Это решение, однако, ни у кого не нашло понимания.

Даже круглая Галка Череда возразила подружке:

- Это же тебе не школа: "Марья Гавриловна, простите, я больше не буду на уроке хрюкать…".

А Слон рассудил:

- Ну, пойдёт, ну попросит… Простит она его сразу или сперва взгреет, какой толк? Посуду всё равно не вернёшь…

- Да соберу я ей другие банки, - надуто пообещал Кранец. - Только на двор не понесу, оставлю в мешке у калитки. А то опять за ухи… Или узнает меня, тётке Ганне настучит, а та опять же за ухи… Сил уже нету…

- А макитра? - Славка ехидно склонила голову к плечу. - Ты её что, по кусочкам склеишь? Или где-то украдёшь такую же?

- Дура… - сказал Кранец.

- Может, я и дура, а…

- Славка, уймись, - велел Слон. - Чего ты вертишься, как голой ж…й на муравейнике…

- Хулиган, - с достоинством заметила Славка.

Слон продолжал:

- У меня дома есть такая посудина, только гладкая. Вот если бы кто-то расписал…

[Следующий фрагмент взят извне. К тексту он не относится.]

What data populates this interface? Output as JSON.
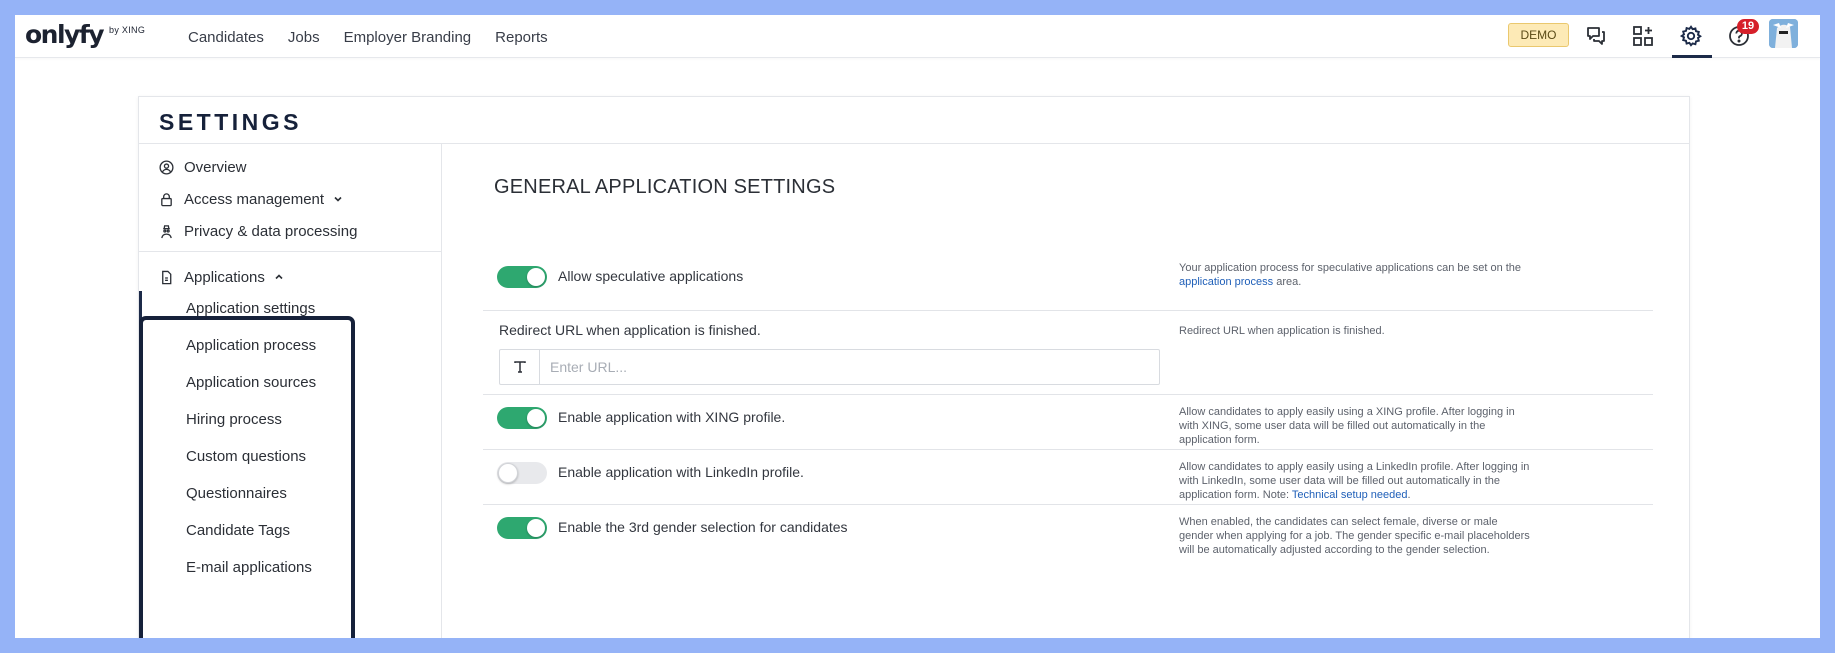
{
  "topnav": {
    "logo_main": "onlyfy",
    "logo_sub": "by XING",
    "links": [
      "Candidates",
      "Jobs",
      "Employer Branding",
      "Reports"
    ],
    "demo_badge": "DEMO",
    "notification_count": "19",
    "icons": [
      "chat-icon",
      "apps-add-icon",
      "gear-icon",
      "help-icon",
      "avatar"
    ]
  },
  "settings": {
    "title": "SETTINGS",
    "sidebar": {
      "overview": "Overview",
      "access_management": "Access management",
      "privacy": "Privacy & data processing",
      "applications": "Applications",
      "sub_items": [
        "Application settings",
        "Application process",
        "Application sources",
        "Hiring process",
        "Custom questions",
        "Questionnaires",
        "Candidate Tags",
        "E-mail applications"
      ]
    },
    "main": {
      "title": "GENERAL APPLICATION SETTINGS",
      "rows": {
        "speculative": {
          "label": "Allow speculative applications",
          "enabled": true,
          "help_before": "Your application process for speculative applications can be set on the ",
          "help_link": "application process",
          "help_after": " area."
        },
        "redirect": {
          "label": "Redirect URL when application is finished.",
          "placeholder": "Enter URL...",
          "value": "",
          "help": "Redirect URL when application is finished."
        },
        "xing": {
          "label": "Enable application with XING profile.",
          "enabled": true,
          "help": "Allow candidates to apply easily using a XING profile. After logging in with XING, some user data will be filled out automatically in the application form."
        },
        "linkedin": {
          "label": "Enable application with LinkedIn profile.",
          "enabled": false,
          "help_before": "Allow candidates to apply easily using a LinkedIn profile. After logging in with LinkedIn, some user data will be filled out automatically in the application form. Note: ",
          "help_link": "Technical setup needed",
          "help_after": "."
        },
        "gender": {
          "label": "Enable the 3rd gender selection for candidates",
          "enabled": true,
          "help": "When enabled, the candidates can select female, diverse or male gender when applying for a job. The gender specific e-mail placeholders will be automatically adjusted according to the gender selection."
        }
      }
    }
  },
  "colors": {
    "toggle_on": "#2ea870",
    "link": "#1f5fb8",
    "accent_dark": "#1c2a48",
    "frame": "#95b3f7"
  }
}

- Мы распишем! - тут же взвились Пиксель и Топка. Они готовы были разрисовывать всё, что угодно: страницы в дневниках, асфальт на автостанции, побеленные заборы и воздушных змеев, которых запускали на склонах Фонарного холма. В школьном коридоре они расписали стену картинами подводного царства. Директор Юрий Юрьевич объявил им благодарность - за художественное мастерство - и поставил двойки по поведению - за то, что рисовали без спросу. Правда, назавтра двойки отменил…

- Мы ей таких петухов намалюем, хоть на выставку! - вертляво пообещал Пиксель.

- Ну и отбой авралу, - подвёл итог Слон. - Славка, отдай джольчика Померанцу.

Славка сердито сунула Кранцу пробку и вдруг повернулась к Марко.

- А ты…

- А что я? - сразу ощетинился Марко. Почуял, что Славке мало разборки с Кранцем, хочется чего-то ещё. - Я банок не бил и в сад не лазил… - Потом добавил игриво, чтобы задавить в себе шевельнувшуюся досаду: - И вообще я весь хороший… только голодный с самого утра…

Круглая Галка тут же передёрнула с бока на живот холщовую сумку с отпечатанным на ней фрегатом "Херсонес".

Она всегда ходила с этой торбочкой через плечо, потому что была вся из себя такая хозяйственная. Достала посыпанную сахарной пудрой плюшку:

- На…

Марко без церемоний вцепился в плюшку зубами. Она была немного чёрствая, но всё равно уж-жасно аппетитная…

- Галка, спасибо, а то чуть не помер… - И глянул на Славку: "А тебе-то чего от меня надо?"

Та опять наклонила к плечу голову, сквозь белобрысые прядки воткнула в Марко непонятные глаза. Кошачьи какие-то. Не поймёшь - то ли зелёные, то ли жёлтые, то ли табачного цвета… "До чего вредная…", - подумал Марко. Без особой, впрочем, сердитости.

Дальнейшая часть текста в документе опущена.